During this journey, Gretchen sought to find if ideas existed at the grassroots level among the world's most vulnerable - illiterate widows, sexual assault victims and genocide survivors - to address social issues not being met by existing aid. She found more grassroots ideas, including those of visionary Adam Mussa, a Fur refugee English teacher working to build a human rights library to fight against domestic violence and child abuse. Others wanted a school cafeteria so that girls would stay in school as opposed to going home to cook lunch. The ideas addressed urgent social priorities, but were not yet fully developed. Gretchen next set about to design a social entrepreneurship training program to provide the skills necessary to help these change agents initiate their grassroots solutions.
The first training curriculum was established in collaboration with MBA students Lauren Purnell and Will Parker from the Tuck School of Business at Dartmouth College. In October 2006, Gretchen launched her training program in Rwanda among an association of 60 genocide widows with HIV caring for 227 orphans. Gretchen decided to focus her work post-conflict, where women were tasked with the difficulties of rebuilding the fabric of society after genocide.
In Rwanda, nearly one million people were killed in 100 days during the 1994 genocide. The UN estimates that 250,000 - 500,000 women were also raped, many by known HIV-infected men.
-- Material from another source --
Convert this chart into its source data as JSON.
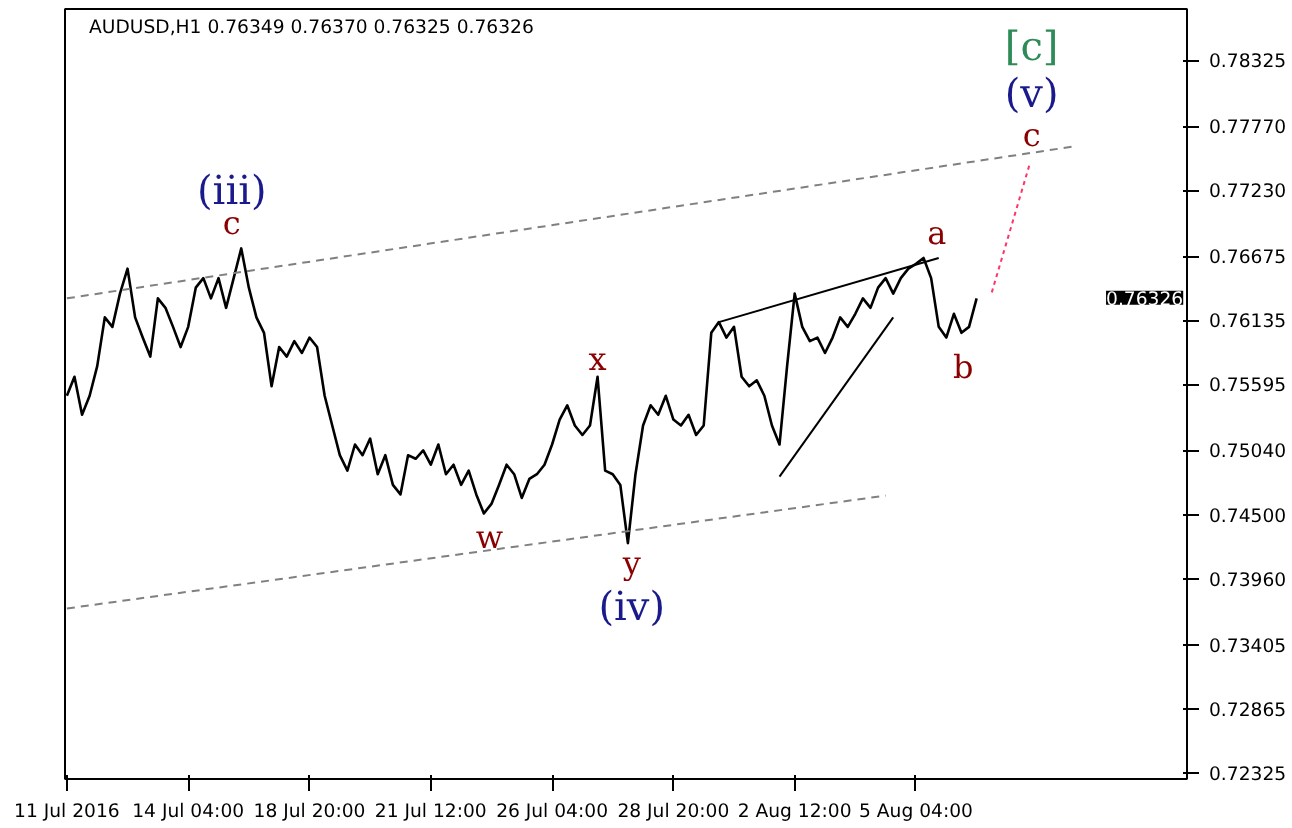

At the end of the genocide, the government estimated women made up 70% of the population, left to assume the roles of men in heading households, rebuilding lives, caring for orphans, and trying to heal from trauma, grief, and physical wounds. It is among these same marginalized women that Gretchen found extraordinary courage, steadfast resolve, and legitimate solutions to advance social change for women.
Back in 2002, even before Gretchen had decided to travel to South Africa, she was also beginning an important personal journey. Originally inspired by one of her professors at Tuck, Ella Bell, who introduced her to the concept of "deep change" within self and organizations, Gretchen began to invest in her own self-awareness work. She began to study and practice an alternative healing modality called Integrative Breathwork, developed by Jessica Dibb of the Inspiration Community in Owings Mills, MD. She even traveled as far as Mae Rim, Chiang Mai, Thailand to study meditation and Engaged Buddhism with Women for Peace and Justice in 2007.
Throughout these personal experiences, Gretchen has come to believe that cultivating inner awareness and contributing to the common good are both necessary to advance the greatest level of positive social change. Gretchen is now a therapeutic practitioner of Integrative Breathwork which she uses to help heal trauma from war and sexual violence. Informed by her commitment to personal transformation, Gretchen continues to deepen her practice, thinking, and teachings on Conscious Social Change, the core of Global Grassroots' program for marginalized women worldwide.